01 Mars

“Lady Bird” de Greta Gerwig, dans la course aux Oscars

 

Actrice et scénariste reconnue du cinéma indépendant américain, Greta Gerwig signe son premier film seule derrière la caméra, Lady Bird. Le portrait enthousiasmant d’une adolescente rebelle en train de devenir adulte.

Par Olivier Joyard

  • En tournant son premier film avec Joe Swanberg en 2006, Greta Gerwig rejoignait le mouvement new-yorkais indépendant mumblecore [films à petit budget privilégiant un jeu naturaliste]avant de devenir l’actrice fétiche et l’inspiratrice du réalisateur Noah Baumbach, parfois même sa coscénariste comme pour Frances Ha (2013). Mais ce statut de muse semble désormais trop étriqué pour la définir, tant il semble évident que la native de Sacramento n’a besoin de personne, pas même de son compagnon cinéaste, pour exister artistiquement. Avançant à pas feutrés et délicats, Lady Bird, son premier film en solo en tant que réalisatrice, le démontre avec éclat.

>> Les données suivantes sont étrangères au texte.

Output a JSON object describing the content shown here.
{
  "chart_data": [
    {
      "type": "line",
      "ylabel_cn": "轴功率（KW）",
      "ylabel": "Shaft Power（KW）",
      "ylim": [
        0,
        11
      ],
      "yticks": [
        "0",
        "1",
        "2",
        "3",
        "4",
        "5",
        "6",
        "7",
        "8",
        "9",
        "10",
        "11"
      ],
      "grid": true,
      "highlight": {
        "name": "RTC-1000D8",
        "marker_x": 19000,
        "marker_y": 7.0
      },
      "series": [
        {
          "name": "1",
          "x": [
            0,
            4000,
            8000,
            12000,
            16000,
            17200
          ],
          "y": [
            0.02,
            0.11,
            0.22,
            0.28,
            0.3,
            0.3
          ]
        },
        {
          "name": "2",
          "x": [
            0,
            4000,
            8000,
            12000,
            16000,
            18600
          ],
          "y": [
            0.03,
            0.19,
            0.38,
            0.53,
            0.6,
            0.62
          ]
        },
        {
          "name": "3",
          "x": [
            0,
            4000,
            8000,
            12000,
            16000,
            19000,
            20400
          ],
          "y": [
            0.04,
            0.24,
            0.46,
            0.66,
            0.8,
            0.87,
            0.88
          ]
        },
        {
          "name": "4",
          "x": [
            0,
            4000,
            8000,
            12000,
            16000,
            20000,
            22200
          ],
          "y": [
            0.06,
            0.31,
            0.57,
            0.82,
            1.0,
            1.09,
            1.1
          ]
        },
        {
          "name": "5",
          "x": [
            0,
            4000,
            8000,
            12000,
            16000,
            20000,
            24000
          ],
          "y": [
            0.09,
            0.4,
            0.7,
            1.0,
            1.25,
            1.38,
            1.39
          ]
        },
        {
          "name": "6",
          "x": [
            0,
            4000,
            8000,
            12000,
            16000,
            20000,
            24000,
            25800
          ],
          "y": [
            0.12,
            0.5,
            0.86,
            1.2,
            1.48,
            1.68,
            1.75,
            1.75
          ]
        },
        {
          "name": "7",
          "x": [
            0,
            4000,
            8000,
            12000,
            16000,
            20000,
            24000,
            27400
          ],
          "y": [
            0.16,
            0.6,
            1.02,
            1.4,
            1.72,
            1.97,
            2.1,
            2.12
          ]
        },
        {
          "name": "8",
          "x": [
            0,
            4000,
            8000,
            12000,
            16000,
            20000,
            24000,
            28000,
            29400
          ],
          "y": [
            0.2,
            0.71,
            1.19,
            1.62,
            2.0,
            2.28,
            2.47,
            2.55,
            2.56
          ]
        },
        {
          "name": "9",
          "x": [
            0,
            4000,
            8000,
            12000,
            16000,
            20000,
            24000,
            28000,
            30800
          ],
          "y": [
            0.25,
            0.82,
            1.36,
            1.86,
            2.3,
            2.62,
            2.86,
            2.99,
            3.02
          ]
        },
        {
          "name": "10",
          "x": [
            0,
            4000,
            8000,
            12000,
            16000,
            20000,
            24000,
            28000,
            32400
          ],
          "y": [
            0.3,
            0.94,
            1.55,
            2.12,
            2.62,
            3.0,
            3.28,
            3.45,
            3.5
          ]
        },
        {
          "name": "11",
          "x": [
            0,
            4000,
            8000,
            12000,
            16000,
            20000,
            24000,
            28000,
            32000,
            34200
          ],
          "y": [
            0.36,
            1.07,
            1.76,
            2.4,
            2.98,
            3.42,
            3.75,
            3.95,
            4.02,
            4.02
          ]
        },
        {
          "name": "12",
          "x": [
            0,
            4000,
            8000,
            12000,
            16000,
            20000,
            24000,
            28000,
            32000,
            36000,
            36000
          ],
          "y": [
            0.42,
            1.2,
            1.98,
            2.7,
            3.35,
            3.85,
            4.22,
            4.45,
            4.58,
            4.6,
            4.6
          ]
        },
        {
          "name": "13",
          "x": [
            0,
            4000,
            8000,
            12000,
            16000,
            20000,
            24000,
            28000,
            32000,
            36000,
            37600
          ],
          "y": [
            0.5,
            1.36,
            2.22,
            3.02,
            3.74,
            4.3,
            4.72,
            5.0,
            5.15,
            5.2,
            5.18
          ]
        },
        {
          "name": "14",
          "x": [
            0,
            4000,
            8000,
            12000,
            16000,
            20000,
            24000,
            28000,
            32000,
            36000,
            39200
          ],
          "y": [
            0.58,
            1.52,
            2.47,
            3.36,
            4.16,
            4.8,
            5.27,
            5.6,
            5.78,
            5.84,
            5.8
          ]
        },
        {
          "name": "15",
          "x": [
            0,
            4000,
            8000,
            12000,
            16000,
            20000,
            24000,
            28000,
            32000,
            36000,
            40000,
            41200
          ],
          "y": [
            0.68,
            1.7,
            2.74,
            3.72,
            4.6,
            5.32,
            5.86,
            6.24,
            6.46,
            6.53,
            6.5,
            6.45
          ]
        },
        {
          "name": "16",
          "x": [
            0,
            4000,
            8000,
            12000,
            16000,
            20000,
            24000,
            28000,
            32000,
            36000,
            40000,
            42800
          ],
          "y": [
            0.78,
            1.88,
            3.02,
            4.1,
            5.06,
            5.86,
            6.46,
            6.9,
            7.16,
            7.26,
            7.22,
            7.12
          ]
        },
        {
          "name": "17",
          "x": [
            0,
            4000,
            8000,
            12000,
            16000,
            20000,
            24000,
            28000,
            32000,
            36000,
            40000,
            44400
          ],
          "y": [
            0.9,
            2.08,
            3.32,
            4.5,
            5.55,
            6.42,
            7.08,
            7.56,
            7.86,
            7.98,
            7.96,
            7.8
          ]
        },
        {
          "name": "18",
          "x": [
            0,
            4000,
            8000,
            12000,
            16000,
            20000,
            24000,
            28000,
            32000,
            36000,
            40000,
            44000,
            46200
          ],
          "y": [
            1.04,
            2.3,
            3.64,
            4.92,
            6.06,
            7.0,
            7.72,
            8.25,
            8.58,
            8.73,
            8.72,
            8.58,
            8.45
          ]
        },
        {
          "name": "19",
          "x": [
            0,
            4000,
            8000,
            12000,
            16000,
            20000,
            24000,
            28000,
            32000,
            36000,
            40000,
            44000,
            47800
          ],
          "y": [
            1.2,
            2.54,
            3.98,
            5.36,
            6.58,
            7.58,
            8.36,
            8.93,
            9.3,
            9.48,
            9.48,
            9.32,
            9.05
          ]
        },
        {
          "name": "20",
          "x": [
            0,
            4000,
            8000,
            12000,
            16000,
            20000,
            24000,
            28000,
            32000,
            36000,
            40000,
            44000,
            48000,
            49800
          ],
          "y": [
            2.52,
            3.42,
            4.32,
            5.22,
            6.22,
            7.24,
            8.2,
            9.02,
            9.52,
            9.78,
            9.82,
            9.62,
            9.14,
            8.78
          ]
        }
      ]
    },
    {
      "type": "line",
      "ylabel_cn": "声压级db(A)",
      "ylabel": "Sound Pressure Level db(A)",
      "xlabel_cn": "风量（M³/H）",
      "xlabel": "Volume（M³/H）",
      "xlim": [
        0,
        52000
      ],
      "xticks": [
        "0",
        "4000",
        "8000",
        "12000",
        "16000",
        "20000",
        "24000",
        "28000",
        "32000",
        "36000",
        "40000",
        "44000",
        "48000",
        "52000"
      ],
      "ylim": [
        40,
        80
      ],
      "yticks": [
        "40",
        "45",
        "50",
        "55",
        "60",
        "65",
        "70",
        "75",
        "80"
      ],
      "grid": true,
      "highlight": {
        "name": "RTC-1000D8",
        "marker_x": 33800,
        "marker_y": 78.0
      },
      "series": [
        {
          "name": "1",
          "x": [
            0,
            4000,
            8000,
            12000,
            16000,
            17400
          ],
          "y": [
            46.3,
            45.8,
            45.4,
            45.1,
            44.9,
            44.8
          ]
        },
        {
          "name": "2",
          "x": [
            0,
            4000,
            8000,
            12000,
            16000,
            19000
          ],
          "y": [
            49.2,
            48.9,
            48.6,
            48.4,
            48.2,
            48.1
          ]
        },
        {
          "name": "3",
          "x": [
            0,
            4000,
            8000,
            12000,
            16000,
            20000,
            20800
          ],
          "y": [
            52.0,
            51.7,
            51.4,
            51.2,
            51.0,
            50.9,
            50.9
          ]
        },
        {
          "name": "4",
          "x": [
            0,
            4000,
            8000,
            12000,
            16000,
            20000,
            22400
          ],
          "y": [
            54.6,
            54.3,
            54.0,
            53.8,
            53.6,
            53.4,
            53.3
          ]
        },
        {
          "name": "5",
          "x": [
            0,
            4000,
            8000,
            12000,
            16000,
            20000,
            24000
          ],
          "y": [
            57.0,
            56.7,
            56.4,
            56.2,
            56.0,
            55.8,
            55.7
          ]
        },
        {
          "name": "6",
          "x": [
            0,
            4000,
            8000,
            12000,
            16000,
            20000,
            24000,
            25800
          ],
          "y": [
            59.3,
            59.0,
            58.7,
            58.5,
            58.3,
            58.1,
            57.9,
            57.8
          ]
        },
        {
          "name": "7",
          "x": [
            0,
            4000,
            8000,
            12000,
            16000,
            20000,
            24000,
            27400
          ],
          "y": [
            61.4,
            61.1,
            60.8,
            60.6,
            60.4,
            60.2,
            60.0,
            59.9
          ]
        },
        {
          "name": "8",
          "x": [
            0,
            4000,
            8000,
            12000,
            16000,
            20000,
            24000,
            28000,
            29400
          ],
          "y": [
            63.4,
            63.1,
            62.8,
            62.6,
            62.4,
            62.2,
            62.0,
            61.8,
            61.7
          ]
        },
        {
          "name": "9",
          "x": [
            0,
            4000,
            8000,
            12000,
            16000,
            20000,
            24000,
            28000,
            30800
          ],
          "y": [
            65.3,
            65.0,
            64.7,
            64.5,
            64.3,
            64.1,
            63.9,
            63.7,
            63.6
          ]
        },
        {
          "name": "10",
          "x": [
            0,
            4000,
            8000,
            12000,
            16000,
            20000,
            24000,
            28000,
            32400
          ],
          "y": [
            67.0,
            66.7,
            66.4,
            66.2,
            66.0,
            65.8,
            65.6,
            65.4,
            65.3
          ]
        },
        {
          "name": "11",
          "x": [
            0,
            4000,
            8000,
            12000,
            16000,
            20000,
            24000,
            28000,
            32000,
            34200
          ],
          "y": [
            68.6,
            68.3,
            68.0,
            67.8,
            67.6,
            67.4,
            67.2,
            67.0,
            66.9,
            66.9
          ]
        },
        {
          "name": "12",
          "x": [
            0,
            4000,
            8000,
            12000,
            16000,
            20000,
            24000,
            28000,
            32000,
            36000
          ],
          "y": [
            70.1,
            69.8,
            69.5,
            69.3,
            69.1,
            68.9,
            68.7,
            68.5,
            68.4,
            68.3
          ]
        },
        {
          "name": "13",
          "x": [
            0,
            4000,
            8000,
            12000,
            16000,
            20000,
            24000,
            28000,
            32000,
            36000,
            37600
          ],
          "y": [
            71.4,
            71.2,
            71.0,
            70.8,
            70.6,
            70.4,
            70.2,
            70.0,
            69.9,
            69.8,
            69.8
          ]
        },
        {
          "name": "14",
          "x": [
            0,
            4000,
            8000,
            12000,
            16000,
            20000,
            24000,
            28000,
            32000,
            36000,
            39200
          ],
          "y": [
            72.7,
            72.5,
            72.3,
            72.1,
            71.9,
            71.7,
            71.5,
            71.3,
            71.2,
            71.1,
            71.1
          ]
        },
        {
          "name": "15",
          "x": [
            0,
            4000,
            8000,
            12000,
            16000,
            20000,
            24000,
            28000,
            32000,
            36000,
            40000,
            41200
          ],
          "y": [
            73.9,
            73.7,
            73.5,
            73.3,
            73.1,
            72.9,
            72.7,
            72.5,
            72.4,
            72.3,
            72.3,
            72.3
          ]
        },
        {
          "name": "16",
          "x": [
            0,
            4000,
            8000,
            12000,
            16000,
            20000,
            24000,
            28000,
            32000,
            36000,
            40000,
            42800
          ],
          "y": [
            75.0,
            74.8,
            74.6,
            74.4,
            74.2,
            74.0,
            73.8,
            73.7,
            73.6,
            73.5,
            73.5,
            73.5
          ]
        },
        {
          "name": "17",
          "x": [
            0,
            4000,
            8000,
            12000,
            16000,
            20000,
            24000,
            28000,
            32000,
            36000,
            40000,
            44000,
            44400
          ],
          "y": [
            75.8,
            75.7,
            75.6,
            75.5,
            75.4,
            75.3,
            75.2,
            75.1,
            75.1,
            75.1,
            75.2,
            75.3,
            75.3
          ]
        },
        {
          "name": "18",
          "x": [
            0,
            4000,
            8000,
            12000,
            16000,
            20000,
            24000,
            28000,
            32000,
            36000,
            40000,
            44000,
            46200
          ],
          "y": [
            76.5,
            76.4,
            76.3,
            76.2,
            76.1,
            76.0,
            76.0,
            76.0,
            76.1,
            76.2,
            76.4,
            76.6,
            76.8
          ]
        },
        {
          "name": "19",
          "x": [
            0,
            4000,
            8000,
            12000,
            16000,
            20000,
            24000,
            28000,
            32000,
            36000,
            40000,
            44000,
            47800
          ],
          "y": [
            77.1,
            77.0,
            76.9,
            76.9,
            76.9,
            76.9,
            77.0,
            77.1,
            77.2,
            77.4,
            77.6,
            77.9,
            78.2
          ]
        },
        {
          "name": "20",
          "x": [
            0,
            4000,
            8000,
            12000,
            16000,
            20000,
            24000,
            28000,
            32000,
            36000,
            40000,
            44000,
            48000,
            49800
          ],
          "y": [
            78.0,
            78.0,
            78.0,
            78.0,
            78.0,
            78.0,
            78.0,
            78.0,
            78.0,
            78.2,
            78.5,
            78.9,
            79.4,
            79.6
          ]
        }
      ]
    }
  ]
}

C’est une histoire d’émancipation, celle d’une adolescente qui vit à Sacramento, un lieu plutôt morne que la jeune rebelle qualifie de “midwest” local, où les journées s’éternisent entre aventures compliquées au lycée et relations houleuses avec celle qui lui a donné la vie. Le film commence par une scène où Lady Bird – le prénom qu’elle s’est choisi – saute en marche de la voiture conduite par sa mère, excédée par ses remarques et son manque d’empathie. Le film emprunte les rails de la fiction teenage classique, allant même jusqu’à faire de l’éternelle problématique de la perte de virginité l’enjeu du récit. L’adolescence de Gerwig elle-même se devine en toile de fond, jusqu’au choix du meilleur single de Justin Timberlake en bande-son, Cry Me a River. Le passage obligé par le bal du lycée n’est pas éludé. Sauf que ce “déjà-vu” et ce “déjà-filmé”, Greta Gerwig leur donne une autre couleur, un goût différent, une personnalité de tous les instants.

Ce glissement vers l’ailleurs se fait de manière subtile, presque imperceptible. Une question de rythme et de regard avant tout. L’héroïne, interprétée par la brillante Saoirse Ronan, n’est jamais regardée comme une bête curieuse, elle est accompagnée pas à pas dans son désir. Une évidence et une fluidité permanentes se dégagent de son parcours et de ses choix, permettant au film de s’extraire des clichés et à un point de vue féminin de se construire : Lady Bird se donne le droit de rêver dans sa propre langue (au point de s’inventer un prénom), et cette langue se trouve être celle d’une femme. Quand elle retourne auprès de sa meilleure amie, une fille simple et boulotte qui l’aime tendrement, le film s’éclaire. Sans aucune haine et avec une volonté inclusive permanente, Gerwig dessine un monde envisagé, à présent, depuis un nouveau point de vue. La trajectoire souple et ample qu’elle met en scène se clôt par une forme de retour aux sources apaisé : la jeune femme, qui a quitté le cocon de l’enfance, décide de reprendre son prénom d’origine. Lady Bird (re)devient Christine, et l’émotion nous saisit. 

 

Cette fable fragile et douce sur l’identité se double d’une réflexion politique sur une certaine Amérique middle class laissée à l’abandon, évoquée à travers le personnage du père qui traverse une longue période de chômage. Cette alchimie a plu au-delà des espérances aux États-Unis, au point de recueillir plusieurs nominations aux Oscars, notamment pour la meilleure réalisation. Greta Gerwig, 34 ans, est la cinquième femme à obtenir cet honneur. Il se pourrait bien qu’une longue et prolifique carrière commence pour elle.